Mucho cambió en nuestro país y el mundo desde los aciagos años de los Ochenta, período convulso que ha desembocado en los horrores de la actualidad, desde las imparables carnicerías y conflictos del Medio Oriente, hasta el surgimiento de peores despotismos y servidumbre que los previos.
Monseñor Romero tuvo, en los últimos meses de su vida, dudas sobre lo que se avecinaba sobre el país, como sobre el papel que debían asumir sus líderes, tanto en lo religioso como en lo intelectual. La postura extremista de la izquierda roja vaticinaba una inminente conflagración.
Lo que recién había sucedido en Nicaragua con el asesinato de Pedro Joaquín Chamorro, un opositor de siempre al régimen autoritario de los Somoza, anticipaba lo que sucedería en El Salvador: un desborde de la violencia, el sacrificio de incontables jóvenes e ilusos que luchaban por quimeras, la destrucción de nuestro futuro y, eventualmente, la entronización de la barbarie en su peor modalidad, la del caite, la ignorancia y la corrupción.

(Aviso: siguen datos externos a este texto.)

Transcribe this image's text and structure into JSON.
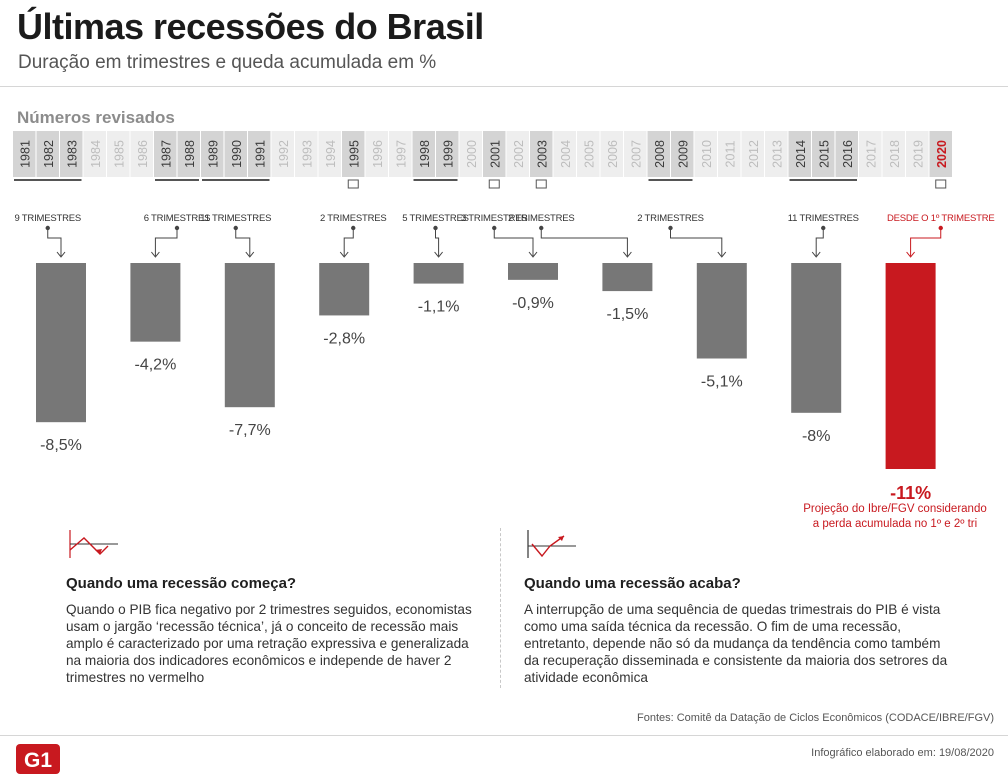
{
  "header": {
    "title": "Últimas recessões do Brasil",
    "subtitle": "Duração em trimestres e queda acumulada em %",
    "section_label": "Números revisados"
  },
  "colors": {
    "bar": "#777777",
    "highlight": "#c8191f",
    "year_active_bg": "#d4d4d4",
    "year_inactive_bg": "#eeeeee",
    "year_active_text": "#3a3a3a",
    "year_inactive_text": "#bdbdbd"
  },
  "chart_data": {
    "type": "bar",
    "title": "Últimas recessões do Brasil",
    "subtitle": "Duração em trimestres e queda acumulada em %",
    "years": [
      "1981",
      "1982",
      "1983",
      "1984",
      "1985",
      "1986",
      "1987",
      "1988",
      "1989",
      "1990",
      "1991",
      "1992",
      "1993",
      "1994",
      "1995",
      "1996",
      "1997",
      "1998",
      "1999",
      "2000",
      "2001",
      "2002",
      "2003",
      "2004",
      "2005",
      "2006",
      "2007",
      "2008",
      "2009",
      "2010",
      "2011",
      "2012",
      "2013",
      "2014",
      "2015",
      "2016",
      "2017",
      "2018",
      "2019",
      "2020"
    ],
    "recession_years": [
      "1981",
      "1982",
      "1983",
      "1987",
      "1988",
      "1989",
      "1990",
      "1991",
      "1995",
      "1998",
      "1999",
      "2001",
      "2003",
      "2008",
      "2009",
      "2014",
      "2015",
      "2016",
      "2020"
    ],
    "highlight_year": "2020",
    "recessions": [
      {
        "start": "1981",
        "end": "1983",
        "duration": "9 TRIMESTRES",
        "value": -8.5,
        "label": "-8,5%"
      },
      {
        "start": "1987",
        "end": "1988",
        "duration": "6 TRIMESTRES",
        "value": -4.2,
        "label": "-4,2%"
      },
      {
        "start": "1989",
        "end": "1991",
        "duration": "11 TRIMESTRES",
        "value": -7.7,
        "label": "-7,7%"
      },
      {
        "start": "1995",
        "end": "1995",
        "duration": "2 TRIMESTRES",
        "value": -2.8,
        "label": "-2,8%"
      },
      {
        "start": "1998",
        "end": "1999",
        "duration": "5 TRIMESTRES",
        "value": -1.1,
        "label": "-1,1%"
      },
      {
        "start": "2001",
        "end": "2001",
        "duration": "3 TRIMESTRES",
        "value": -0.9,
        "label": "-0,9%"
      },
      {
        "start": "2003",
        "end": "2003",
        "duration": "2 TRIMESTRES",
        "value": -1.5,
        "label": "-1,5%"
      },
      {
        "start": "2008",
        "end": "2009",
        "duration": "2 TRIMESTRES",
        "value": -5.1,
        "label": "-5,1%"
      },
      {
        "start": "2014",
        "end": "2016",
        "duration": "11 TRIMESTRES",
        "value": -8.0,
        "label": "-8%"
      },
      {
        "start": "2020",
        "end": "2020",
        "duration": "DESDE O 1º TRIMESTRE",
        "value": -11,
        "label": "-11%",
        "highlight": true
      }
    ],
    "ylim": [
      -11,
      0
    ]
  },
  "note": "Projeção do Ibre/FGV considerando a perda acumulada no 1º e 2º tri",
  "left_box": {
    "title": "Quando uma recessão começa?",
    "text": "Quando o PIB fica negativo por 2 trimestres seguidos, economistas usam o jargão ‘recessão técnica’, já o conceito de recessão mais amplo é caracterizado por uma retração expressiva e generalizada na maioria dos indicadores econômicos e independe de haver 2 trimestres no vermelho"
  },
  "right_box": {
    "title": "Quando uma recessão acaba?",
    "text": "A interrupção de uma sequência de quedas trimestrais do PIB é vista como uma saída técnica da recessão. O fim de uma recessão, entretanto, depende não só da mudança da tendência como também da recuperação disseminada e consistente da maioria dos setrores da atividade econômica"
  },
  "footer": {
    "sources": "Fontes: Comitê da Datação de Ciclos Econômicos (CODACE/IBRE/FGV)",
    "logo": "G1",
    "made": "Infográfico elaborado em: 19/08/2020"
  }
}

Los idealistas luchan por aspiraciones que hilvanan en sus mentes y sus almas pero que no encajan necesariamente con lo que son las realidades de una época y un pueblo. Y en los años Setenta las juventudes y parte de la intelectualidad estaban engañadas por fantasías, sin darse cuenta de que una cosa es la prédica y los espejismos y otra son las crudas realidades.
Mucho del mundo de aquel entonces creía en la promesa del comunismo, en los paraísos imaginarios de obreros y campesinos, en la supuesta liberalización que los regímenes centralizados ofrecían a sus pueblos.

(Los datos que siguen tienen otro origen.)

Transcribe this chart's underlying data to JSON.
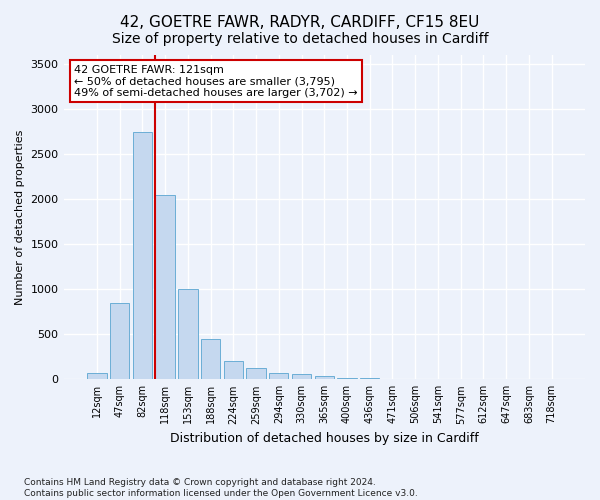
{
  "title": "42, GOETRE FAWR, RADYR, CARDIFF, CF15 8EU",
  "subtitle": "Size of property relative to detached houses in Cardiff",
  "xlabel": "Distribution of detached houses by size in Cardiff",
  "ylabel": "Number of detached properties",
  "bins": [
    "12sqm",
    "47sqm",
    "82sqm",
    "118sqm",
    "153sqm",
    "188sqm",
    "224sqm",
    "259sqm",
    "294sqm",
    "330sqm",
    "365sqm",
    "400sqm",
    "436sqm",
    "471sqm",
    "506sqm",
    "541sqm",
    "577sqm",
    "612sqm",
    "647sqm",
    "683sqm",
    "718sqm"
  ],
  "values": [
    75,
    850,
    2750,
    2050,
    1000,
    450,
    200,
    130,
    75,
    60,
    40,
    20,
    10,
    5,
    3,
    2,
    1,
    1,
    0,
    0,
    0
  ],
  "bar_color": "#c5d8ef",
  "bar_edge_color": "#6baed6",
  "red_line_index": 3,
  "annotation_text": "42 GOETRE FAWR: 121sqm\n← 50% of detached houses are smaller (3,795)\n49% of semi-detached houses are larger (3,702) →",
  "annotation_box_color": "#ffffff",
  "annotation_box_edge": "#cc0000",
  "red_line_color": "#cc0000",
  "ylim": [
    0,
    3600
  ],
  "yticks": [
    0,
    500,
    1000,
    1500,
    2000,
    2500,
    3000,
    3500
  ],
  "footer_text": "Contains HM Land Registry data © Crown copyright and database right 2024.\nContains public sector information licensed under the Open Government Licence v3.0.",
  "bg_color": "#edf2fb",
  "grid_color": "#ffffff",
  "title_fontsize": 11,
  "subtitle_fontsize": 10
}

El Muro de Berlín no se había derrumbado y la propuesta de la sociedad sin clases, justa y fructífera, había tomado arraigo en el alma y la mente de muchos…
Romero habría rechazado la violencia y corrupción actuales
El Salvador de entonces estaba en crisis a causa de la agitación y el sabotaje de movimientos alimentados desde Cuba y el bloque soviético, como por la intromisión de otras influencias en el área, lo que condujo a un cuartelazo y la entrega del país a individuos sin moral ni capacidad pero con poder militar. Y en ese escenario le tocó actuar a Monseñor Romero, un hombre de paz que por las circunstancias no acabó de desmadejar la siniestra conjura que se estaba montando y que ha desembocado en el despotismo y la corrupción del presente.
Romero comenzó a cuestionar los eventos y la promesa que se planteaba, pues era obvio que una figura de fe, con ideales y principios, no iba a encajar con un proyecto totalitario.
Los despotismos, sean de la naturaleza que sean, rechazan la fe y los buenos principios, pues en ellos está la raíz de su destrucción. Y para todos es inconcebible la coexistencia de dictaduras y hombres libres que se rigen por principios morales y la razón. El ahora Beato no iba a renunciar a lo que es la esencia de la doctrina cristiana y de las sociedades libres, pues equivalía además a abjurar de sus votos sacerdotales.
Romero habría rechazado la violencia y la corrupción de hoy, como lo hizo con la violencia y la corrupción de aquellos años, con el agregado de que los extremos de barbarie en que se ha desembocado eran inimaginables entonces.